Davacı erkek tarafından 04.12.2015 tarihinde açılan ve kesinleşen ilk boşanma davasının yargılaması sırasında taraflardan sadece davalı kadının boşanma hükmü yönünden istinaf başvurusunda bulunduğu ve sonrasında kadın vekilinin 09.10.2017 tarihli dilekçe ile boşanma hükmü yönünden istinaf başvurularından feragat ettiğini bildirildiği feragat konusunun Bölge Adliye Mahkemesince 08.02.2018 tarih, 2017/2728 Esas, 2018/405 Karar sayılı kararının gerekçesinde de belirtilmiş olduğu, buna rağmen kısa karar ile gerekçeli karar arasında çelişki yapıldığı gerekçesi ile hükmün tamamen kaldırılmasına ve mahkemesine gönderilmesine karar verilmesinin, istinaf edilmeyen boşanma hükmünün kesinleşmesine engel oluşturmayacağı açıktır. O halde, Davalı kadının 09.10.2017 tarihli dilekçesi ile boşanma hükmüne yönelik istinaf başvurusundan feragat beyanı ile evlilik birliği son bulmuştur.

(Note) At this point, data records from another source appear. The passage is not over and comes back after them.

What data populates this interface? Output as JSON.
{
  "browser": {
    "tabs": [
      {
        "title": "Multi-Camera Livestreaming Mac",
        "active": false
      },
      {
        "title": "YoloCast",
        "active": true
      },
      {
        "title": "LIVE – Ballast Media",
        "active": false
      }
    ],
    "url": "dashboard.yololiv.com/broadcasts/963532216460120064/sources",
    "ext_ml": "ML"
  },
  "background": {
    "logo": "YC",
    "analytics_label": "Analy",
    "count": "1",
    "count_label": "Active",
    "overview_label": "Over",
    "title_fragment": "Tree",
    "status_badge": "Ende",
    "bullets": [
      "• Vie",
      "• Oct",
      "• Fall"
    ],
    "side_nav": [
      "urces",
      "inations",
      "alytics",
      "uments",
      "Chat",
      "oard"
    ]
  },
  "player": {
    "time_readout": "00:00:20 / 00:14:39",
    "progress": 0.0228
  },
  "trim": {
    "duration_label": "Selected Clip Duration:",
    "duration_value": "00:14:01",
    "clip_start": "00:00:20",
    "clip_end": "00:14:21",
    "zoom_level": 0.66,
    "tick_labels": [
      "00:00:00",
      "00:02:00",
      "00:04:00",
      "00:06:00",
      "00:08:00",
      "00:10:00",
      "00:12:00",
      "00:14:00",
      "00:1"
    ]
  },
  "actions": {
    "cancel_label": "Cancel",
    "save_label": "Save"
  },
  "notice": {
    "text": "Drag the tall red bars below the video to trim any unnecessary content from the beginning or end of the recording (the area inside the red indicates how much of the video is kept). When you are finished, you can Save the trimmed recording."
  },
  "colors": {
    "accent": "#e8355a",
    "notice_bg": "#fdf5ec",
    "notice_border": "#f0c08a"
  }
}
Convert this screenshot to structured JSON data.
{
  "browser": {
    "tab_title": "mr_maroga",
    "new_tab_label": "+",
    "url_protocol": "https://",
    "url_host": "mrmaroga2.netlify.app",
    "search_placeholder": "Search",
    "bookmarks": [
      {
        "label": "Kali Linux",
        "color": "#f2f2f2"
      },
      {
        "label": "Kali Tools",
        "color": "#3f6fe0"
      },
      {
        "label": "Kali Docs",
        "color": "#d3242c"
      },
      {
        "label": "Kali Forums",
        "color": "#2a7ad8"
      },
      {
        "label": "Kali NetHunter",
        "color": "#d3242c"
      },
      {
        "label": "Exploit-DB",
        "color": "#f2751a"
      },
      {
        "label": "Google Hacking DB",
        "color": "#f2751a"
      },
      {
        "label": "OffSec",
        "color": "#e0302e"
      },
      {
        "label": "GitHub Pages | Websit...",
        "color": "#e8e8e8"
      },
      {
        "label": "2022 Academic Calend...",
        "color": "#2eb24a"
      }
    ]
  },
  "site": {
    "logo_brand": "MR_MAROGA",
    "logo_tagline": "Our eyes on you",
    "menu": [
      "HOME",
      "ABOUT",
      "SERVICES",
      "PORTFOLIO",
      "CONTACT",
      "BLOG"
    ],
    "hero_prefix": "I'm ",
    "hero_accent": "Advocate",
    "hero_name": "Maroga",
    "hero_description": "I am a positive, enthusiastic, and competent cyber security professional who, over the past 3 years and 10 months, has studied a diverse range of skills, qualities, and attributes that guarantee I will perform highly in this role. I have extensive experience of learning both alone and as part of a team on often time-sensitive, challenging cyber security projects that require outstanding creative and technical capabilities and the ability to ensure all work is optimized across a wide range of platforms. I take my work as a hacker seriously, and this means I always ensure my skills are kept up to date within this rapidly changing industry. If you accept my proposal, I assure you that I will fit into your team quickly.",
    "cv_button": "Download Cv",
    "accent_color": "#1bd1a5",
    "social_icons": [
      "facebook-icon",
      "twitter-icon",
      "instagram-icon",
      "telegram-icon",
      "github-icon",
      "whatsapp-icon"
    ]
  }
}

Evliliğin son bulmasından sonra eşler arasında 4721 sayılı Kanun'un 185 inci maddesinde yer alan yükümlülüklerin de sona ermesi kanun gereği olup kesinleşen boşanma hükmünden önce ya da sonra meydana gelen olaylara dayanılarak artık yeni bir boşanma davasının açılması hukuki güvenlik ve istikrar ilkesine aykırılık teşkil edecektir. Bu durumda davanın reddine karar verilmesi gerekirken yanılgılı değerlendirme ile davanın kabulüne karar verilmesi doğru olmayıp bozmayı gerektirmiştir.
VI. KARAR
Açıklanan sebeplerle;
Yukarıda (2) numaralı paragrafta belirtildiği üzere temyiz olunan Bölge Adliye Mahkemesi kararının BOZULMASINA, bozma sebebine göre davacı erkek vekilinin temyiz itirazlarının incelenmesine yer olmadığına,
Temyiz peşin harcının istek halinde yatıranlara geri verilmesine,
Dosyanın Bölge Adliye Mahkemesine gönderilmesine,
01.06.2023 tarihinde oy birliğiyle karar verildi.